Re: telling her off. Have you tried just going away from her when she does something like this? Sometimes they hit to get your attention, so if you take attention away after they hit, that may work better than telling off? (You have to put her down and go away right away, and very calmly.)

Also, if you can tell when she's about to hit, and tell her "no", firmly (but not shouting). If this works, give her lots of praise for listening.

beasmum · 19/01/2006 08:28

brill ideas notquitecockney, I totally agree with the going away part - removing attention is a very powerful thing to do.

the only other thing I would suggest is perhaps if this isn't working then try time out as a last resort? If you have tried the putting down and going away and she just doesn't stop, then try saying to her that she must not hit you, if she does she will have some time out on her own. I use my son's room and hold the door shut. The tanya byron type advice seems to be do it for a minute for each year of their lives so only a minute for your girlie.

I have found it really works but only as a last resort when you've tried the other approaches. I would think Nursery may also be using this if she does hit others during the day (not in another room but time out from the group I would think)

But please don't worry too much, they ALL hit at some time or other, and the nursery environment with so many other children is alot to cope with when your verbal skills aren't quite up to "no please don't take that toy I hadn't quite finished with it"!!!!!

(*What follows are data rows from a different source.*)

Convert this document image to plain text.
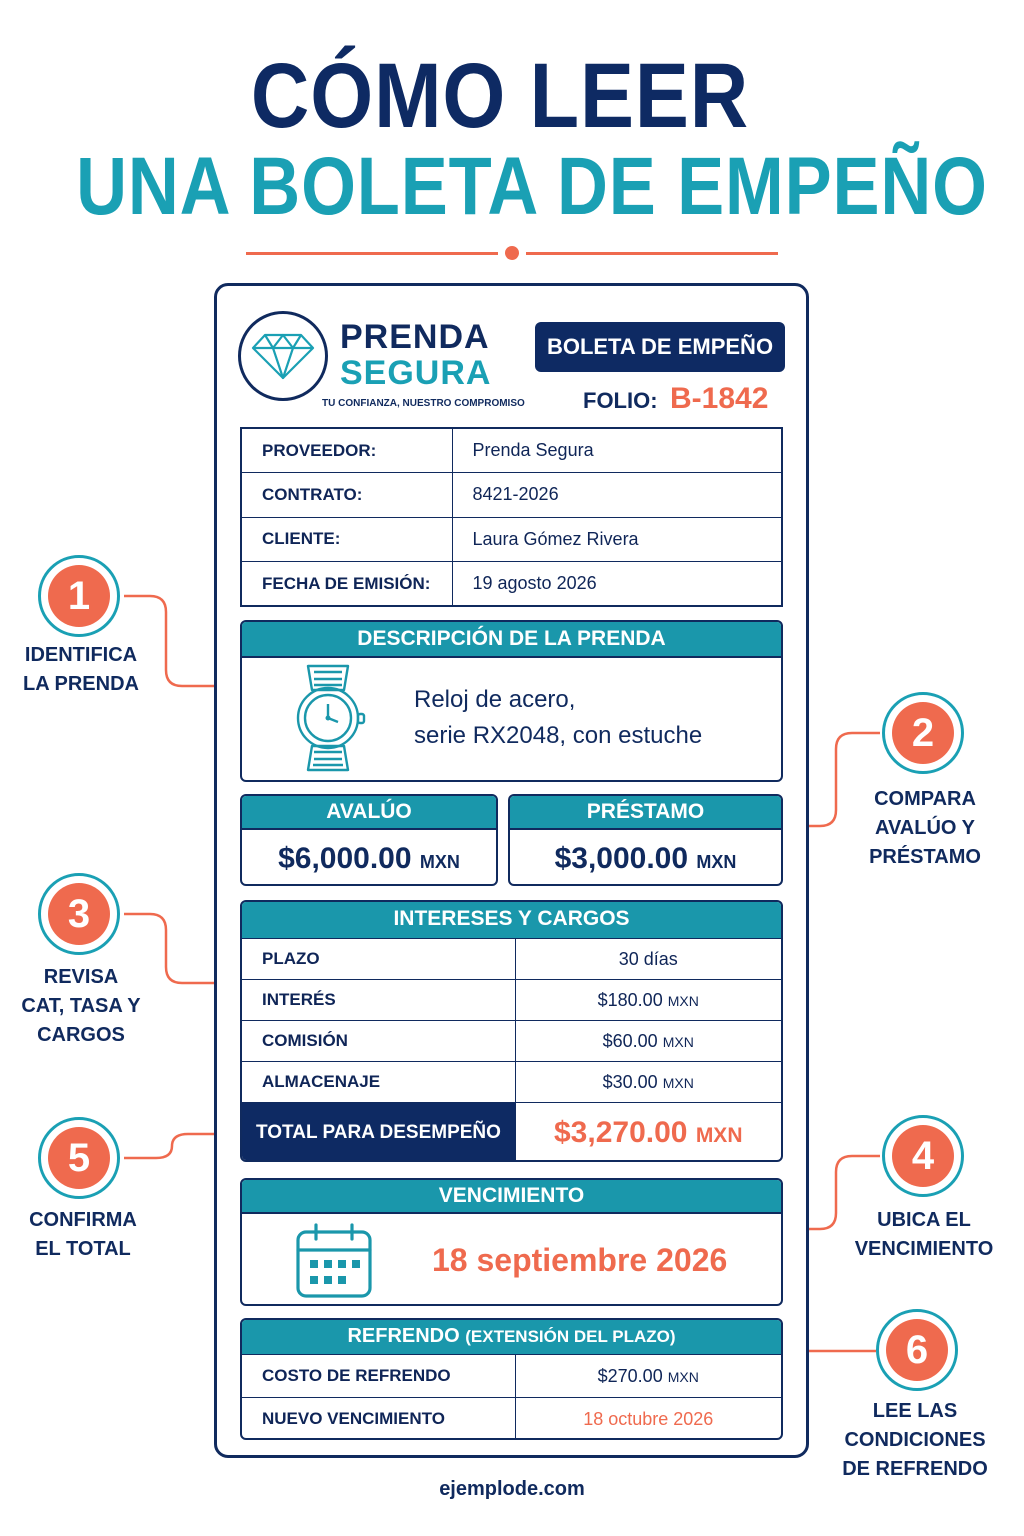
CÓMO LEER
UNA BOLETA DE EMPEÑO
PRENDA
SEGURA
TU CONFIANZA, NUESTRO COMPROMISO
BOLETA DE EMPEÑO
FOLIO: B-1842
PROVEEDOR:	Prenda Segura
CONTRATO:	8421-2026
CLIENTE:	Laura Gómez Rivera
FECHA DE EMISIÓN:	19 agosto 2026
DESCRIPCIÓN DE LA PRENDA
Reloj de acero,
serie RX2048, con estuche
AVALÚO
$6,000.00 MXN
PRÉSTAMO
$3,000.00 MXN
INTERESES Y CARGOS
PLAZO	30 días
INTERÉS	$180.00 MXN
COMISIÓN	$60.00 MXN
ALMACENAJE	$30.00 MXN
TOTAL PARA DESEMPEÑO	$3,270.00 MXN
VENCIMIENTO
18 septiembre 2026
REFRENDO (EXTENSIÓN DEL PLAZO)
COSTO DE REFRENDO	$270.00 MXN
NUEVO VENCIMIENTO	18 octubre 2026
1
IDENTIFICA
LA PRENDA
2
COMPARA
AVALÚO Y
PRÉSTAMO
3
REVISA
CAT, TASA Y
CARGOS
4
UBICA EL
VENCIMIENTO
5
CONFIRMA
EL TOTAL
6
LEE LAS
CONDICIONES
DE REFRENDO
ejemplode.com
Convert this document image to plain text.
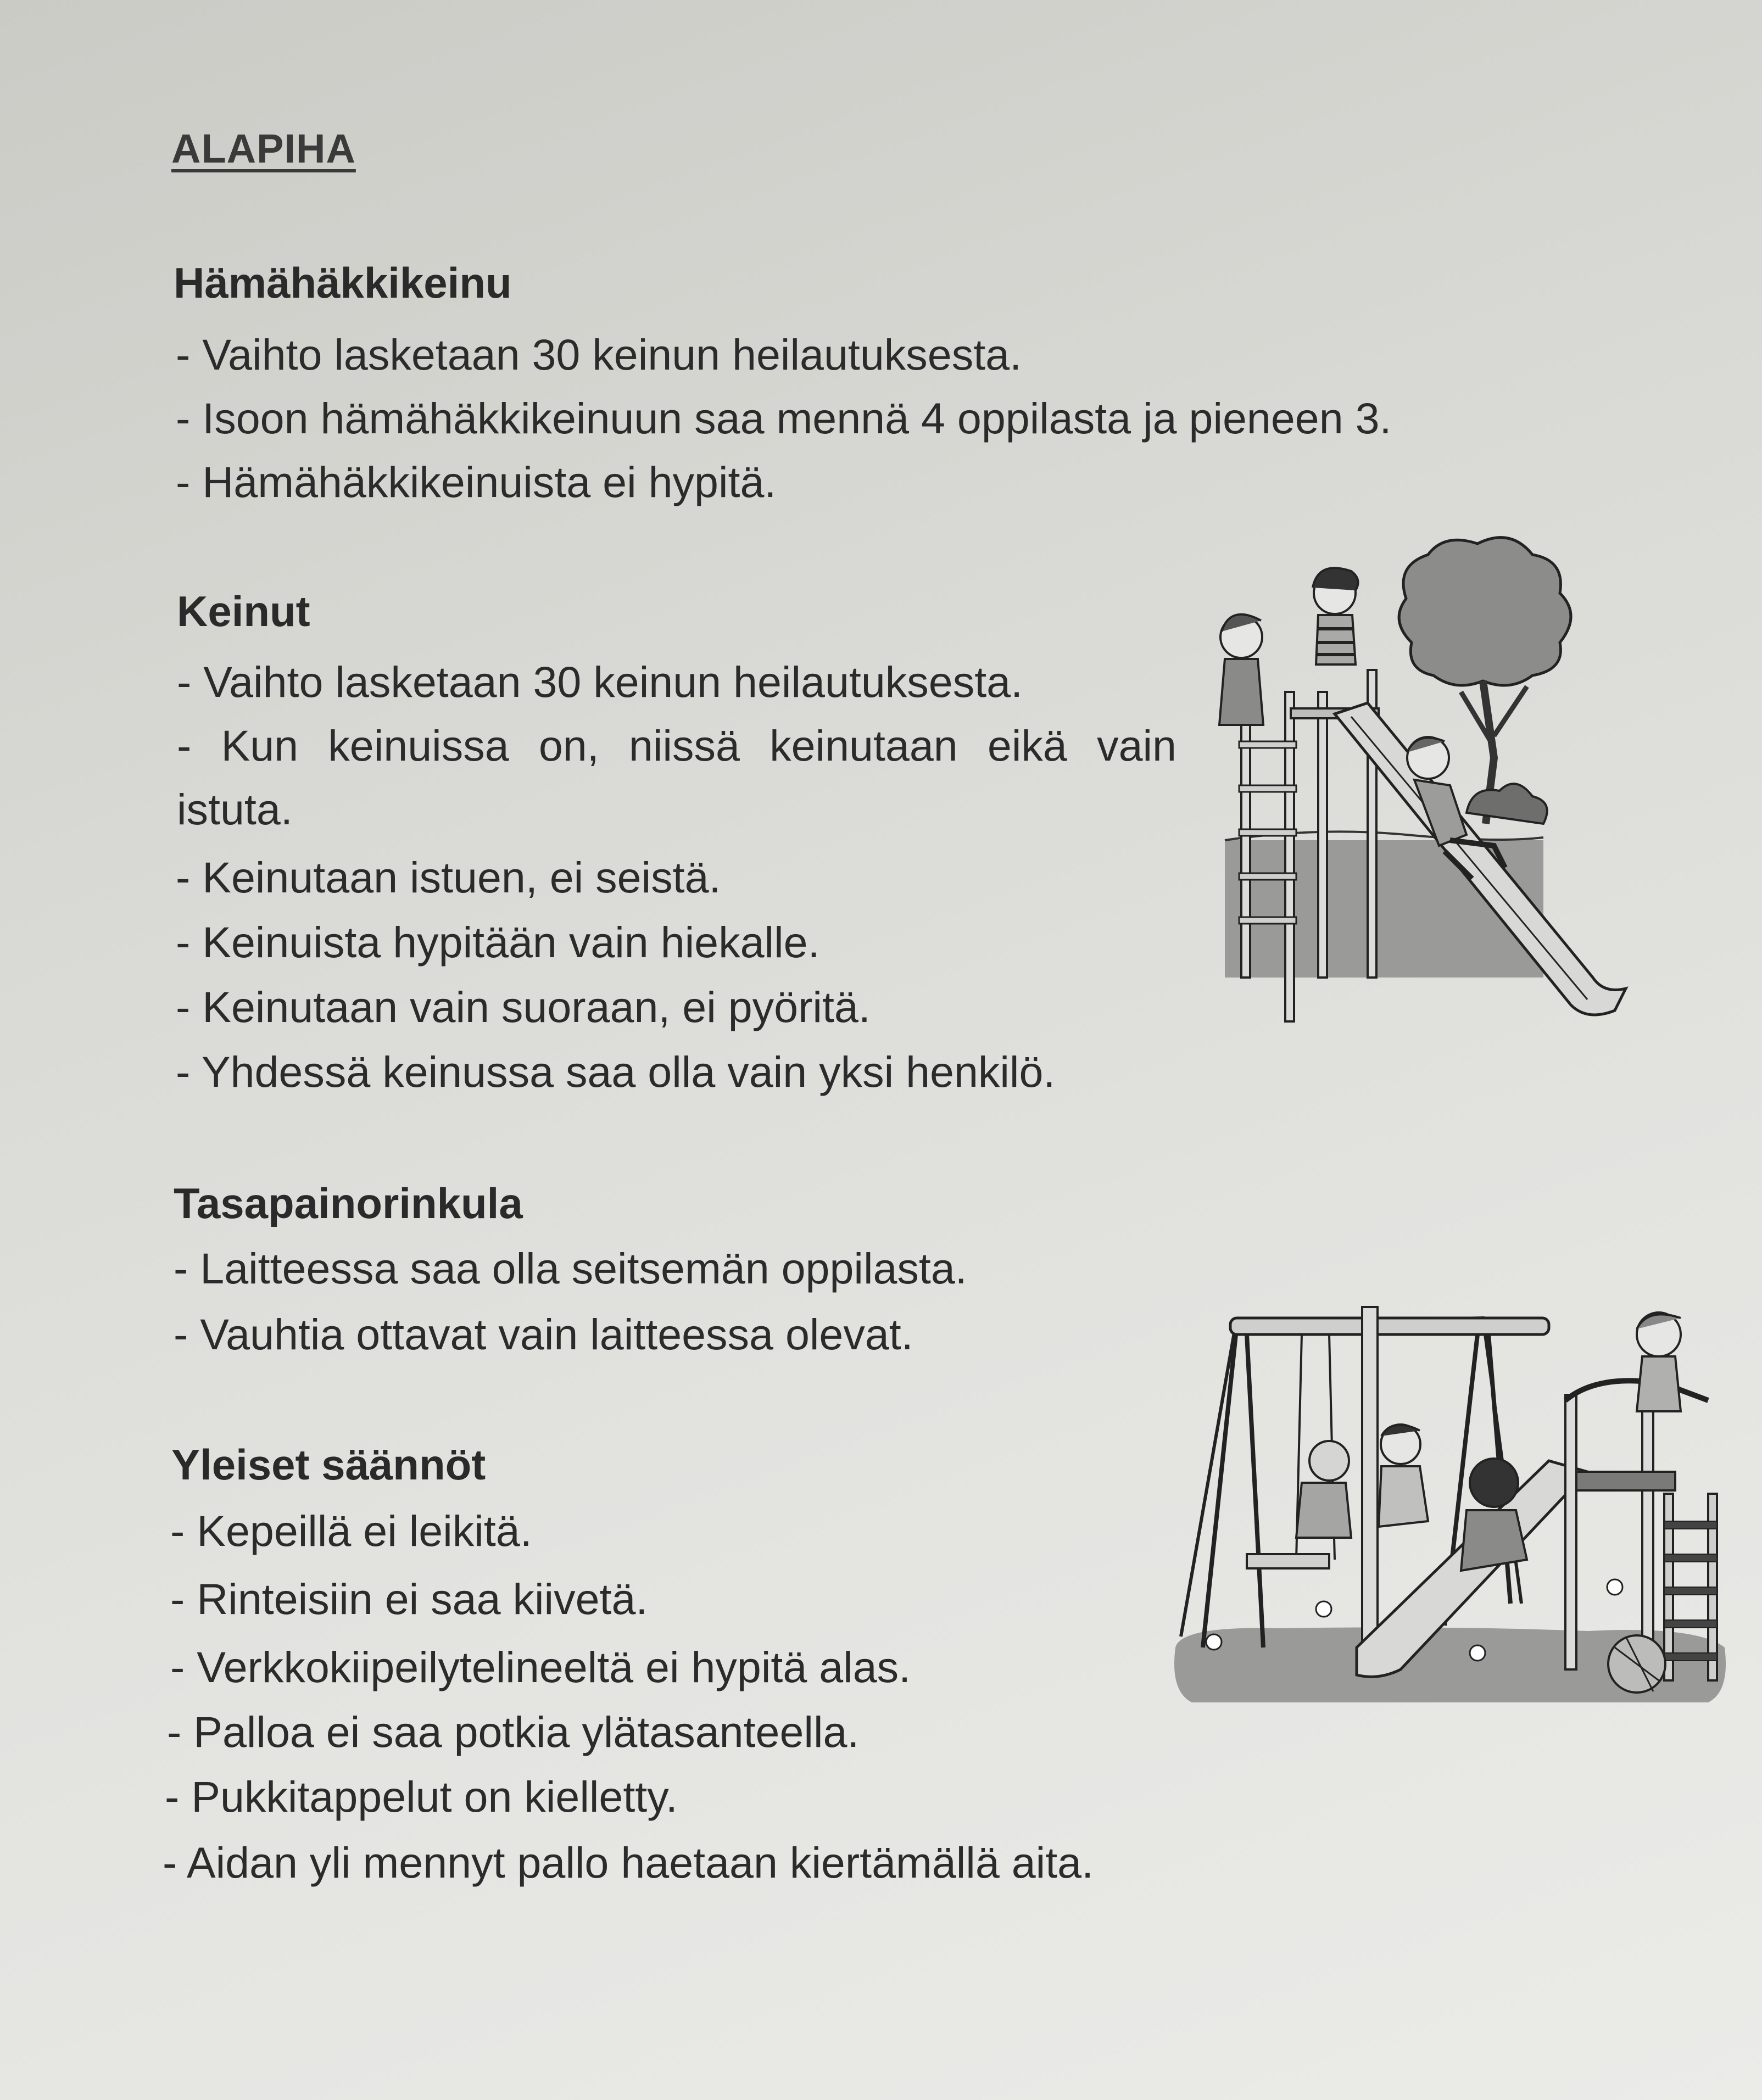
ALAPIHA
Hämähäkkikeinu
- Vaihto lasketaan 30 keinun heilautuksesta.
- Isoon hämähäkkikeinuun saa mennä 4 oppilasta ja pieneen 3.
- Hämähäkkikeinuista ei hypitä.
Keinut
- Vaihto lasketaan 30 keinun heilautuksesta.
- Kun keinuissa on, niissä keinutaan eikä vain
istuta.
- Keinutaan istuen, ei seistä.
- Keinuista hypitään vain hiekalle.
- Keinutaan vain suoraan, ei pyöritä.
- Yhdessä keinussa saa olla vain yksi henkilö.
Tasapainorinkula
- Laitteessa saa olla seitsemän oppilasta.
- Vauhtia ottavat vain laitteessa olevat.
Yleiset säännöt
- Kepeillä ei leikitä.
- Rinteisiin ei saa kiivetä.
- Verkkokiipeilytelineeltä ei hypitä alas.
- Palloa ei saa potkia ylätasanteella.
- Pukkitappelut on kielletty.
- Aidan yli mennyt pallo haetaan kiertämällä aita.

minimac · 19/01/2006 10:20

Thank you both for your helpful and kind words, I'll certainly try both suggested methods and fingers crossed, she'll stop the hitting. It would certainly be good to put an end to it before baby number 2 arrives in 4 months as I've heard from other parents that hitting the new born is a common activity for older siblings!

OP posts:
Lasvegas · 19/01/2006 13:22

minimac

My dd went through brief phase of hitting her own face when aged 2.4 (I think out of frustration/rage) I didn't make a big thing about it and it stopped.